俺は立ち上がろうとするが、膝の力ががくっと抜けて、尻餅をついた。

「大丈夫ですか、コーイチ」

 セラスが俺の腕を、両手で体に抱え込むようにして支えてくれた。何か暖かくて柔らかいものが腕に当たる。こ、これは、まさか、お、おぱぱ……そ、そうだよな、体が成長すればこっちも成長するよな?! 小ぶりだが、な、なかなかに素晴らしい感触……

 その時、俺は殺気を感じて、はっと上を見る。するとさっきよりむすっとした顔で俺の前に仁王立ちしているこころが視界に入る。

 ……まずい、これ以上攻撃されると死んでしまうかもしれん・・・俺はとりあえず笑って誤魔化し、こころに手を出した。降伏と仲直りと起こしてくれのサインだ……こころはちょっとむすっとした顔を残したまま、俺の手を取って、ぐっと引き起こしてくれた。そして、

「ふ~んだ、これ以上やったら死んじゃうかもしれないからね」

 と、そっぽを向きながら、ぼそっと言った。俺はつい苦笑いした。自覚はありやがったんだな? でも、繋いだ手は暖かくて、なぜか、俺はこれっぽちも怒る気にはなれなかった。

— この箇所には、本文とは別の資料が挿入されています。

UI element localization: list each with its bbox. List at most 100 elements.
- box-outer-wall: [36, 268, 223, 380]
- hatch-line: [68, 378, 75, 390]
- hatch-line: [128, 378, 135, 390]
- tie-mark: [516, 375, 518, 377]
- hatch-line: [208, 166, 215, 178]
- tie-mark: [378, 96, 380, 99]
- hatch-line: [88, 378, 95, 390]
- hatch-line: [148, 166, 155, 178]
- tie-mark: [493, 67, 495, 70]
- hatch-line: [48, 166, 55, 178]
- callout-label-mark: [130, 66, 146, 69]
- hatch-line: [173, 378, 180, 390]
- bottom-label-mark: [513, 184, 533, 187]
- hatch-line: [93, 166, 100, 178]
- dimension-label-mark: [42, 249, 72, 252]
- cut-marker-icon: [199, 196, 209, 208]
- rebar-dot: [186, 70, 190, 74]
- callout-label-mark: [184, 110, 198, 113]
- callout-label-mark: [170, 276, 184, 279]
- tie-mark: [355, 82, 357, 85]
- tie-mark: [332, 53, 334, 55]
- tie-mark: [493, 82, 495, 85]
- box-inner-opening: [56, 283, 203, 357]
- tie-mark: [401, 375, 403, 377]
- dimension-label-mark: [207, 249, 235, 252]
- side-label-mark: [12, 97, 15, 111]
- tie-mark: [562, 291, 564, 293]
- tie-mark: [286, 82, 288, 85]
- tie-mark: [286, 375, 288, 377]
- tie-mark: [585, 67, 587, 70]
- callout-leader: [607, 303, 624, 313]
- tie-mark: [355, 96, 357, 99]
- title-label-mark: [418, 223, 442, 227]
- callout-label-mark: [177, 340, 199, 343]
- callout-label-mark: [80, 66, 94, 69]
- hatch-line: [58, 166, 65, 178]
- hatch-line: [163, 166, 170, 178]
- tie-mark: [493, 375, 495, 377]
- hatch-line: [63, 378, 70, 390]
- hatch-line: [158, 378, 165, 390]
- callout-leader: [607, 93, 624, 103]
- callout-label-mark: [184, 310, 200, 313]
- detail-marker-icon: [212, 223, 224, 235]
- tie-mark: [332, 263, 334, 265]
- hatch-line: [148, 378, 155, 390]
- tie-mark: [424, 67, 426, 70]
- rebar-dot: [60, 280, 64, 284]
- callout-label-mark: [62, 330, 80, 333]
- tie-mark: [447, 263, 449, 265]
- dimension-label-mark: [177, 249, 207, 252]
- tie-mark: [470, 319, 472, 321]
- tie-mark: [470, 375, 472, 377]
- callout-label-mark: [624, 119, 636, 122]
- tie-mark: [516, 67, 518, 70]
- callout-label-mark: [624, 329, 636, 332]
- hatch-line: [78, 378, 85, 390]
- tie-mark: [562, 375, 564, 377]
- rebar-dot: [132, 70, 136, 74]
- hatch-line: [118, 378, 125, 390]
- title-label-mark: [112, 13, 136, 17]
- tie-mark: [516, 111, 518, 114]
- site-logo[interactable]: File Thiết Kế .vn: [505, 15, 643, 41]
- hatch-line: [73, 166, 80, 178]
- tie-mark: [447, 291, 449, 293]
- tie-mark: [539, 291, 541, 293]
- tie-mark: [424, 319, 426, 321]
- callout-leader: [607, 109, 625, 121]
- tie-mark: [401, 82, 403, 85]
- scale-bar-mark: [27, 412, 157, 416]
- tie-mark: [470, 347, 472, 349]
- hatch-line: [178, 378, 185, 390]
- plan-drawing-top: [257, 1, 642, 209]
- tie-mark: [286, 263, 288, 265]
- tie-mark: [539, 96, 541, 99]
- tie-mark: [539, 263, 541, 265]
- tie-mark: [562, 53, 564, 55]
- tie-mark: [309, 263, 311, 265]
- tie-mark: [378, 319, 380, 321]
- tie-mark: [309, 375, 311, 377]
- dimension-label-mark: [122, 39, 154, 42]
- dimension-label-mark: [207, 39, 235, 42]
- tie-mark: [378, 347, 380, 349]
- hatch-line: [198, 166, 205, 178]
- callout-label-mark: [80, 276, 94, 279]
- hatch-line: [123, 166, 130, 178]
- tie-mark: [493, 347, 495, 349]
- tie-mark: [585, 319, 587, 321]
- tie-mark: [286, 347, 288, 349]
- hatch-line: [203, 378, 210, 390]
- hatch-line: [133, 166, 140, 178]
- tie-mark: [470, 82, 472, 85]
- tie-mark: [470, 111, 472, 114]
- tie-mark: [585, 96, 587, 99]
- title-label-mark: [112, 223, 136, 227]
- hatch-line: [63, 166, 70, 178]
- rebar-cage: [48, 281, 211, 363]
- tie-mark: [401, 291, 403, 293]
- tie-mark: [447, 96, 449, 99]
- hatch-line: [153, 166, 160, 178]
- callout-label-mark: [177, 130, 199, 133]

 なぜだろう? 俺はマゾではない、はずだ! 本当だぞ? たとえ女子相手とはいえ、これだけボコられれば頭に来ても良さそうなもんだが・・・好きだってことなのかな、やっぱり。

「コーイチ?」

 セラスが怪訝な顔をして、腕を組んだまま俺を見上げる。おお、やぶぁい、また危険物に腕が接触した……

「ふ~んだ、懲りないね?」

 こころがまたむすっとした顔をして、俺に向けてすっと手を出してくる。うごっ、や、やぶぁい、やぶぁすぎる・・・今度こそ殺される? 俺は死を覚悟した……

 だが、こころの手は加速して俺に打撃を与えるのではなく、すっと俺の腕に絡まってきた。か、関節技?! 俺がびくっとすると、こころは、

「ば~か」

 と言いながら、セラスと同じように俺の腕を取って、体を寄せて来た。あきらかにセラスよりボリュームのある危険物が柔らかく俺の腕に触れる。朝の感触を思い出して、俺は顔に血が上った。

「ば、ばか!」

 こころも顔を赤くして、そしてちょっと嬉しそうな顔をして、そっぽを向いた。俺も視線を逸らすと、今度はセラスがなぜかむすっとした顔をし始めた。そして俺にさらに強くしがみ付いてくる……な、なんだ、どうしたんだ?! ま、まさかとは思うが……ど、どうなんだ?!

「か、帰るか。夕飯も途中だったし・・・」

 俺はこの困った現状を打破せんと、二人に提案し、歩き出した。二人はその体勢のまま、一緒に歩き出す。むぅ……単純に考えれば両手に花というか、ハッピーな状態なのだが……顔に血が上ったせいか、ずきずきと痛くなってきた頭や体のあちこちと、俺はこの二人との関係をどうすれば良いのだろうという新たな悩みのせいで、いまいちハッピーを満喫できなかった。